Agent-based modeling framework in Julia
https://juliadynamics.github.io/Agents.jl/stable/
MIT License
733 stars 119 forks source link

Potentially more efficient `ContinuousSpace`/`GridSpace`? #597

Open AayushSabharwal opened 2 years ago

AayushSabharwal commented 2 years ago

I came across this recently: https://stackoverflow.com/a/48384354/6744592

It seems like a really interesting implementation of a grid-based data structure for storing moving agents and performing circle/bounding box checks, which is of course exactly what we need. Could it potentially be applied to GridSpace? Some experimentation would be necessary for scaling this to arbitrary dimensions.

We likely lose the neighbourhood caching that is done in the underlying GridSpace, but only implementation and benchmarking will tell if it's worth.

This is all of course up for discussion. I just shared it because it looks really cool.

Datseris commented 2 years ago

It looks promising, but unfortunately without benchmarking comparing it to current implementation, we can say pretty much nothing. A question I would try and ask is "why would I expect this to be faster" (or slower), and based on that start seeing reasons why to implement a rough draft for benchmark comparisons.

E.g.: What computations done with current setup would be completely skipped with the new proposal? Are there some new computations that would be added? What about memory requirements? (our current approach has practically 0 memory footprint, only storing this trivial Hood struct)

AayushSabharwal commented 2 years ago

but unfortunately without benchmarking comparing it to current implementation, we can say pretty much nothing

Yeah

What computations done with current setup would be completely skipped with the new proposal?

I read the entire thing once. They mentioned it performed better than their fixed-grid approach. However, their application seems to be handling efficient collision and rendering of multiple moving bodies of various sizes. We of course don't have the concept of sizes (yet?). Considering that searching in a radius twice is practically free with our approach, I'm actually not so sure now that it will be beneficial.

What does seem interesting now that I've read a lot more, is making the data layout more cache friendly. Our current implementation has nested arrays, which of course involves looking up a pointer to get another pointer which gives us our data. Additionally, all the arrays are likely fairly small.

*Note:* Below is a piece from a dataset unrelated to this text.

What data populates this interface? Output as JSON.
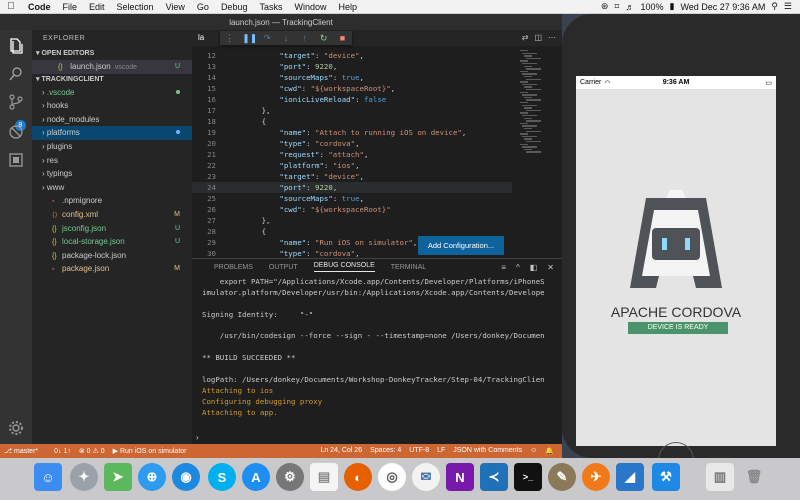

I wonder if we can take their approach, where there is one array in a row, and each array element is basically a linked list node containing the index of the next element in the list, along with the data value (agent ID). Relocating elements in a row thus requires simply changing the next index of an element. Deleting elements from an array adds that node to a list of free elements, and any insertion into the array just replaces a free element. O(1) deletion and insertion, contiguous and fairly static memory allocation once the number of agents starts levelling out

Maybe we could have just one such array for the entire grid. The downside here is to access all agents in a grid cell we'd probably end up hopping across larger chunks of the array, affecting cache coherency.

Datseris commented 2 years ago

Especially after #643 I find it hard to believe that this exceptionally complicated data structure would be faster. But I guess we leave this open in case someone wants to have some summer-time-programming-practice and implements it.